Gli anni Settanta vedono il culmine della poetica di Elio Petri con tre film che si è soliti raggruppare sotto il nome di Trilogia della nevrosi. Il primo, proprio del 1970, è Indagine su un cittadino al di sopra di ogni sospetto, in cui la ricerca ossessiva di una sensazione di potere spinge il protagonista (Gian Maria Volonté) a uccidere la propria amante senza mai essere punito. La pellicola verrà premiata come miglior film straniero agli Oscar.

Nel 1971 arriva l’analisi di Petri sul tema del lavoro: La classe operaia va in paradiso, infatti, è una profonda satira sulla vita dei dipendenti di una fabbrica. Questo lavoro verrà premiato con la Palma d’oro al Festival di Cannes.

Il ciclo si chiude poi con La proprietà non è più un furto del 1973 che, grazie alle interpretazioni di Ugo Tognazzi e di Flavio Bucci, indaga il tema della proprietà privata e della ricerca spasmodica di denaro come unico obiettivo di vita.

Tre anni dopo, Petri torna alla regia con Todo modo per raccontare infine il decadimento della dirigenza italiana impersonificata nei membri del partito politico Democrazia Cristiana. Ad aiutarlo nell’intento anche le musiche di Ennio Morricone.

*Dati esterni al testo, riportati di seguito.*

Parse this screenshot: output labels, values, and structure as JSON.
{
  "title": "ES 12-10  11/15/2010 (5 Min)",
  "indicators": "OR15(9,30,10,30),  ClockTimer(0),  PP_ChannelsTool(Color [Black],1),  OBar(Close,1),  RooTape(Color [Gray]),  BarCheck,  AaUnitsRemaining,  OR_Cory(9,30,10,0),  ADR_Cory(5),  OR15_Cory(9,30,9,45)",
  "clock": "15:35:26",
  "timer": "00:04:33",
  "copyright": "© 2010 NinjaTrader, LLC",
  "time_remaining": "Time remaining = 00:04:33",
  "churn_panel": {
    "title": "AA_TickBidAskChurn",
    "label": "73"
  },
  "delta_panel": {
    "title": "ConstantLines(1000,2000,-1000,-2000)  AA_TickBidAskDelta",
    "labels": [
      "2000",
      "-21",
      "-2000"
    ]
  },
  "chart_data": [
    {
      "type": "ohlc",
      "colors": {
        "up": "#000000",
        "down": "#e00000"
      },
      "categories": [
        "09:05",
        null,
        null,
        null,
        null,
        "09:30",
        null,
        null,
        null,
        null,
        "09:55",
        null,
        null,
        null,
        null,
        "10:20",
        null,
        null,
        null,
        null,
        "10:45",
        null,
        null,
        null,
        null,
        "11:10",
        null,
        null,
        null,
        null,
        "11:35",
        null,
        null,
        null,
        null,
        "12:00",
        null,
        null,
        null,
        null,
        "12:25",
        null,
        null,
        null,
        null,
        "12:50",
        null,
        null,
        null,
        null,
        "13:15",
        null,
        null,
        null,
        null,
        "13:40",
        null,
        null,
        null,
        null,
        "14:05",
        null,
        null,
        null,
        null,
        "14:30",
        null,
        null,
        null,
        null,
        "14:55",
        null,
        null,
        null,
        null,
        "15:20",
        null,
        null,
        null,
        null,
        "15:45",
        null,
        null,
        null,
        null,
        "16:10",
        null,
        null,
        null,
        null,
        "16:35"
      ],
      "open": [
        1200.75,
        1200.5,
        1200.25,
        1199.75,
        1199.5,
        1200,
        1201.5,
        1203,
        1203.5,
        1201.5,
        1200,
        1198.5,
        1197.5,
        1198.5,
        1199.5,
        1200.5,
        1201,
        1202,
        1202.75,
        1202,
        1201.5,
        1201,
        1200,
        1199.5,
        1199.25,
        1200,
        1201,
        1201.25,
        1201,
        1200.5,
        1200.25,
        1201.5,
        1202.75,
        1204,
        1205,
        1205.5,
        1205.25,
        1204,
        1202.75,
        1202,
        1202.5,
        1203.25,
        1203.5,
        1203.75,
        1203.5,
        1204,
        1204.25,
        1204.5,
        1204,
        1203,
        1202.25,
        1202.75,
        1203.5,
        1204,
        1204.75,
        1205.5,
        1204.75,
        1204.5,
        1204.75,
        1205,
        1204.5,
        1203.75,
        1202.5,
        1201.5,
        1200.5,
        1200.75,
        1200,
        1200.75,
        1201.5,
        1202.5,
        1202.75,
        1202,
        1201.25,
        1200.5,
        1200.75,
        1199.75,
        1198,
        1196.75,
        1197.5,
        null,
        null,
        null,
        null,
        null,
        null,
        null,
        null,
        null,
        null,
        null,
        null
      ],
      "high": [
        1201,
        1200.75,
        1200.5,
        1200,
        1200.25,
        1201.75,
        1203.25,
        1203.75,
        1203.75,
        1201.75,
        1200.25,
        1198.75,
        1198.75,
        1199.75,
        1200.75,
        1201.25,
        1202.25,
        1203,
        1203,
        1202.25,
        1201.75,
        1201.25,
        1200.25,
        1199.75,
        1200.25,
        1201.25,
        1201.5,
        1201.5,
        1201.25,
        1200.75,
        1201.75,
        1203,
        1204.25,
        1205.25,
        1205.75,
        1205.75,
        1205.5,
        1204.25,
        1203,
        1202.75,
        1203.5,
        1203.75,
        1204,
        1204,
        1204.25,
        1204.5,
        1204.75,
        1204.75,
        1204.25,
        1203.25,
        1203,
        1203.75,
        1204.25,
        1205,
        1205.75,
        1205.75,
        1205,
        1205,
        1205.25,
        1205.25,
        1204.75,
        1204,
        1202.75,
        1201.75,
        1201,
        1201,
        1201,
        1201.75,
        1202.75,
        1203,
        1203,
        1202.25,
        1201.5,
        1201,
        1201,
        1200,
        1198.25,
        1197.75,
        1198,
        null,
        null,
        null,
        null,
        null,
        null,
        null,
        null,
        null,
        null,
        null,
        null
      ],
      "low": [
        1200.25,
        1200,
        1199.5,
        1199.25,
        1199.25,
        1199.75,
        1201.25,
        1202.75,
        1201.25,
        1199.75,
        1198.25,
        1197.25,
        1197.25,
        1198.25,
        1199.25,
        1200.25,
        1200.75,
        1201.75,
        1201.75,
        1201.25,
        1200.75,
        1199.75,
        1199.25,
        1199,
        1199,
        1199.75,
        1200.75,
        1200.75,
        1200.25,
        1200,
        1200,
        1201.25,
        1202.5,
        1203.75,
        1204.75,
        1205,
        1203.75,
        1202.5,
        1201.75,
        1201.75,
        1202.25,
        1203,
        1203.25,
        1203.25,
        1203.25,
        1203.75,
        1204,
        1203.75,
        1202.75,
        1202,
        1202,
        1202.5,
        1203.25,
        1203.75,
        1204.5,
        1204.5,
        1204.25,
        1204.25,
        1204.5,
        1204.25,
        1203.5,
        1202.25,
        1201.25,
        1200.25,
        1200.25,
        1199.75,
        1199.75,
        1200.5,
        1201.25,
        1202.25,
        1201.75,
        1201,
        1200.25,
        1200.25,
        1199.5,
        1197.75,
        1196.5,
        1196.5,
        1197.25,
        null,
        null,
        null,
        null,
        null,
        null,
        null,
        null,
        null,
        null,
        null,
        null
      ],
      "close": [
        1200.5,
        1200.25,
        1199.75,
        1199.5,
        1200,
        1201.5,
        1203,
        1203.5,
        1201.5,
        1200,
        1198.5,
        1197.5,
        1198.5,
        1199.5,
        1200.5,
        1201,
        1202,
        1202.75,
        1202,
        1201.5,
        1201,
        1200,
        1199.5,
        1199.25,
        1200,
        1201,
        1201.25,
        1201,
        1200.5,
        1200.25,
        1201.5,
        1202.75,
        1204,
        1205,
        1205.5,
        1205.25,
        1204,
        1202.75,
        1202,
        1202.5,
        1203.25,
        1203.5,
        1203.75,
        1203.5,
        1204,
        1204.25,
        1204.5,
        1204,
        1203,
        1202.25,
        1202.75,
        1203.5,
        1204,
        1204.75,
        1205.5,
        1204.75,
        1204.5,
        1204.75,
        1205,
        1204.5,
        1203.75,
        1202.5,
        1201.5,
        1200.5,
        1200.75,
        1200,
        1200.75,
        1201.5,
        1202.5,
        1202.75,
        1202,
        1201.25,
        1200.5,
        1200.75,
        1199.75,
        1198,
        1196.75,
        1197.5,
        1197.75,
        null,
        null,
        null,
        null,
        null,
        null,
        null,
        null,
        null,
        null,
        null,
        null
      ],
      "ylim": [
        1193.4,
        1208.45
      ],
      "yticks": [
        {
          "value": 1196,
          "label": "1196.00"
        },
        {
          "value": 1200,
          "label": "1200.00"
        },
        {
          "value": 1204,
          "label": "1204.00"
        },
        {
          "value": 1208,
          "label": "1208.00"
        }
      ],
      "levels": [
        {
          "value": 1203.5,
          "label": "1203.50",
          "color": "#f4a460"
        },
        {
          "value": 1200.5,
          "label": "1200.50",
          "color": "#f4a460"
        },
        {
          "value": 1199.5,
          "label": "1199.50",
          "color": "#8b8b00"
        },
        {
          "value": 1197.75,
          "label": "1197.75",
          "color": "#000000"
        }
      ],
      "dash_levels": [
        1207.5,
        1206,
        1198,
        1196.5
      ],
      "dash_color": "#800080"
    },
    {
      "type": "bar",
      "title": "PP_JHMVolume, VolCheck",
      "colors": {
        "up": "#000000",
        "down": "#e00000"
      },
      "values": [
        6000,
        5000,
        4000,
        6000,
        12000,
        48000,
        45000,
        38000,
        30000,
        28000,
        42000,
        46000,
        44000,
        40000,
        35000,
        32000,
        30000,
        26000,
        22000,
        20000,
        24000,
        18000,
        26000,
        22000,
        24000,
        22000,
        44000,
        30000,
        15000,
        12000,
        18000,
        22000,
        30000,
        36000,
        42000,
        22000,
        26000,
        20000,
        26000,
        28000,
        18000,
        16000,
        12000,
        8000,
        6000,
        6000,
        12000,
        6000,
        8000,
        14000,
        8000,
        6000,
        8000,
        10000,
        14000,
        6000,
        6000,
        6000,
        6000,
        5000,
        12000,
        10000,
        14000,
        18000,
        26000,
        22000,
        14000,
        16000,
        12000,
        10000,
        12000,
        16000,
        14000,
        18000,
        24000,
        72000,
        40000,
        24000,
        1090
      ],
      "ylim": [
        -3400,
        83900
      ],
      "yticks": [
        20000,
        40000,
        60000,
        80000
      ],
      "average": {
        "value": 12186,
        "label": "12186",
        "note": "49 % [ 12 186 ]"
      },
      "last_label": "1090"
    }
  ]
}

Le ultime fatiche tra TV, cinema e teatro prima della morte

La parte finale della breve vita di Elio Petri lo vede impegnato dapprima con la RAI per la realizzazione dell’opera Le mani sporche dell’esistenzialista Jean-Paul Sartre adattata alla televisione. Successivamente, insieme a Giancarlo Giannini e Angela Molina registra la sua ultima pellicola Buone Notizie ed esordisce a teatro con L’orologio americano di Arthur Miller. A inizio anni Ottanta, Petri convoca di nuovo Mastroianni per un film che avrebbe dovuto chiamarsi Chi illumina la grande notte: il tumore che da qualche anno lo aveva colpito, però, ne causa l’improvvisa morte il 10 novembre 1982. Il suo corpo riposa al cimitero di Prima Porta a Roma, vicino al padre.